A politically sophisticated community? Come off it
When you’re editing a newspaper, one of the most frequent questions you ask is: what’s the peg?
I play a little game with myself, constructing tenuous pegs for stories with no apparent link to the JC, just to see if I can find a way, in theory, of getting them in to the paper.
Here’s a variation on that game: linking three recent unconnected events as pegs to make an entirely different point.
The pegs: the retirement of Lord Sacks, the recent ennoblement of three Jewish peers and the new All Party Parliamentary Group on British Jews.
And the point: that we have deluded ourselves for over 30 years with the fiction that we are a politically sophisticated community.

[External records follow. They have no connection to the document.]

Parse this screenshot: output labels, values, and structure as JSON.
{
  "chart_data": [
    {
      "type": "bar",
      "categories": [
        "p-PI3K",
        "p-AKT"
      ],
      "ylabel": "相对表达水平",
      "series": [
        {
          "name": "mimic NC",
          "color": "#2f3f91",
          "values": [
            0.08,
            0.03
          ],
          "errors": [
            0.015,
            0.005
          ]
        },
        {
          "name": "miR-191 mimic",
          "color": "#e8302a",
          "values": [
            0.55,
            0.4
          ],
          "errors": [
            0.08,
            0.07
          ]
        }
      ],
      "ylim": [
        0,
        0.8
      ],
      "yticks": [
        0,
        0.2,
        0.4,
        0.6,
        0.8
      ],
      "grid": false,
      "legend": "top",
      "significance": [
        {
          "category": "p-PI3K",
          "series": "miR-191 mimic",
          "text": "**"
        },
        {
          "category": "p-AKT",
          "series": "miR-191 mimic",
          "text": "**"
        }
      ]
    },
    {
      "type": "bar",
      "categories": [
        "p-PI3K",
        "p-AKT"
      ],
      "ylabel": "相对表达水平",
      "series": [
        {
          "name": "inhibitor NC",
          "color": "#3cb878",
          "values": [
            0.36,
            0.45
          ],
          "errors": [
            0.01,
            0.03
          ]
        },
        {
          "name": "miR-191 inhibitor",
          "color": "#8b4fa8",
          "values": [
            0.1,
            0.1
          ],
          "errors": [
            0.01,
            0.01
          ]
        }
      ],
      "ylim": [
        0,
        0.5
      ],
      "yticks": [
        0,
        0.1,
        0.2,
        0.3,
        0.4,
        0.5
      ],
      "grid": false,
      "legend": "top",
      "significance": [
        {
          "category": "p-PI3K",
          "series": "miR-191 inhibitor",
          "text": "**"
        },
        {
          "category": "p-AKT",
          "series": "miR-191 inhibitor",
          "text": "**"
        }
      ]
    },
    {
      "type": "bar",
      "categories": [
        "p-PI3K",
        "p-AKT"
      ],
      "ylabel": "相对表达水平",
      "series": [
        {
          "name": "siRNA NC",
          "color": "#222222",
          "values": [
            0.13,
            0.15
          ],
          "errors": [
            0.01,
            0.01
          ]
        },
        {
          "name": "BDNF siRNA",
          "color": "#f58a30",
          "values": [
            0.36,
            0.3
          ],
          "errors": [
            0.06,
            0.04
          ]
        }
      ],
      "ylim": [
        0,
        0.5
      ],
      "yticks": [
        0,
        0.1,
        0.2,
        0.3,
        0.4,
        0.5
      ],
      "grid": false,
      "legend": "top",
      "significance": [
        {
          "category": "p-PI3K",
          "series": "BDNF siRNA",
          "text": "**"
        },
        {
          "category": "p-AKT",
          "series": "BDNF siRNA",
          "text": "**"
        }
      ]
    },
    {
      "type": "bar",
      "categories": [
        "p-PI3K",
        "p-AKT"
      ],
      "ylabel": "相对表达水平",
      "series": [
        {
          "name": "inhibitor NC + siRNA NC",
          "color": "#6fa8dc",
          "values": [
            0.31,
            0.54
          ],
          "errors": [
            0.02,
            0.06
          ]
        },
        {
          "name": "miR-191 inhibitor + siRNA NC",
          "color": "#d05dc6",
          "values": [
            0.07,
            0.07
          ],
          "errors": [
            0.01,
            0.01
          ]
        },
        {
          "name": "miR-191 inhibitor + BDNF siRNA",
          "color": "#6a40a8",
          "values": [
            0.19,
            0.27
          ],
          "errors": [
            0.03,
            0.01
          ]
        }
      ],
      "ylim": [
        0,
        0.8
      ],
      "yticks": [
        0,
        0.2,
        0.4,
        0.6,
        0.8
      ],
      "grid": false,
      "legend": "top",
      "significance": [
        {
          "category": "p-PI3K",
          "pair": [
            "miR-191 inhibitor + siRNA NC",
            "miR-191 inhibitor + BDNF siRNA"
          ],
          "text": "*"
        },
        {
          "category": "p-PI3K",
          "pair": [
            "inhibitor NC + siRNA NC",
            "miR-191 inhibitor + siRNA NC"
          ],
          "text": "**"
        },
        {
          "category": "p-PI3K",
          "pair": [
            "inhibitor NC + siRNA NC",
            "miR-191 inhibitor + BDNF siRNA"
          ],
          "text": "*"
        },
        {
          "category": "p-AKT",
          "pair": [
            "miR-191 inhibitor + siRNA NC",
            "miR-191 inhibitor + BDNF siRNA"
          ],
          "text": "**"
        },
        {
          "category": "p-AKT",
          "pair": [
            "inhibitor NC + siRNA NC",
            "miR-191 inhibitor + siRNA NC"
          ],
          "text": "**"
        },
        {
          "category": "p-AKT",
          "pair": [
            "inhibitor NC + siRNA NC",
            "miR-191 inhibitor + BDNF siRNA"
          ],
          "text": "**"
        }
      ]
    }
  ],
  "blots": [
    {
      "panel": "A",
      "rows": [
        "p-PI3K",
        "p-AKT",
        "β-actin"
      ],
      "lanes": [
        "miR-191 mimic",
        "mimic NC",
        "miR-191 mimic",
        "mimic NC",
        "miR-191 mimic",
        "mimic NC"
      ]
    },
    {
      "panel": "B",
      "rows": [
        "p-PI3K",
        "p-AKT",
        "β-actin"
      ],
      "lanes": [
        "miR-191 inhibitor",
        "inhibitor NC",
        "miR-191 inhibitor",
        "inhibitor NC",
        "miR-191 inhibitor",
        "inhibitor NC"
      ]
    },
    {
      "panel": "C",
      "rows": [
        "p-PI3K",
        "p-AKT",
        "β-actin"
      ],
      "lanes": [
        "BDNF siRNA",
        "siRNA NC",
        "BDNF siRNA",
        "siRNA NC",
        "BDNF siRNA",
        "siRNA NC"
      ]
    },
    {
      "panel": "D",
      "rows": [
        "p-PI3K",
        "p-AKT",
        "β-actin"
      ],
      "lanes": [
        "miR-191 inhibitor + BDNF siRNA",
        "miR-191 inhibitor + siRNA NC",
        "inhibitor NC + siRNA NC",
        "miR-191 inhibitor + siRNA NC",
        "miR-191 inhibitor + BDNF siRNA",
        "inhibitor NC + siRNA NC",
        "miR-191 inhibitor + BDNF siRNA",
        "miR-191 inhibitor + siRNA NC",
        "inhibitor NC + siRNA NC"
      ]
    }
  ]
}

The truth is that we have simply been extremely fortunate to have had a series of Prime Ministers — Thatcher, Blair, Brown and, to a point, Cameron — who “get” us, respect the contribution we have made to this country and are well-disposed to us.
The Mayor of London has a far more direct mandate than any PM. At the moment, we are lucky again it is Boris Johnson.
But it was only five years ago that we had to contend with Ken Livingstone. Remember him? You know, the chap who had the — how best to put it? — problem with Jews.
Imagine if Livingstone had been Prime Minister. Is there anyone who seriously thinks that nothing much would be different for us had he been PM for eight years rather than Mayor?
I’m not suggesting it was ever likely. But I hope it gives you pause for thought about just how lucky we have been to have had those people who actually were PM.
Which brings me to another piece of good fortune: Lord Sacks.
It’s fashionable to dismiss him as having been Jewish Ambassador to the Outside World rather than focused on, well, rabbi-ing to us. As if that was a bad thing!
Instead of thanking our lucky stars that we had a representative who could command the attention of the entire nation with one utterance, we attacked him for it, as if that did a disservice to us.
So much for political sophistication.
And now, before they have even taken their seats, there is a wave of moaning about our three new peers.
Please don’t confuse what you might think about the fact of the House of Lords’ existence with the quality of some of its members. Our three new members are all there on merit — each of them outstandingly gifted (and, as it happens, genuine sophisticates). Cue attacks from the more bovine members of our community.
But there could be no clearer demonstration of my argument than the utter shambles over the creation of the new parliamentary grouping.
I’ve reported on politics in one form or another for 24 years and never before have I witnessed a more bungled, counter-productive, mess — and, let’s be frank, one driven almost solely by the Board of Deputies’ pathetic need to put one over on the JLC.
So the Board is democratic. Gee, whizz. That clearly hasn’t gifted it the ability to think straight.
Instead of attacking the JLC, the Deputies might acknowledge that the members of the JLC also give their time, and often considerable sums of money, for free.
As it happens, a glance through the members and staff of the JLC is a Who’s Who of much of our community’s political nous.
So, of course, we try to undermine its work. Genius.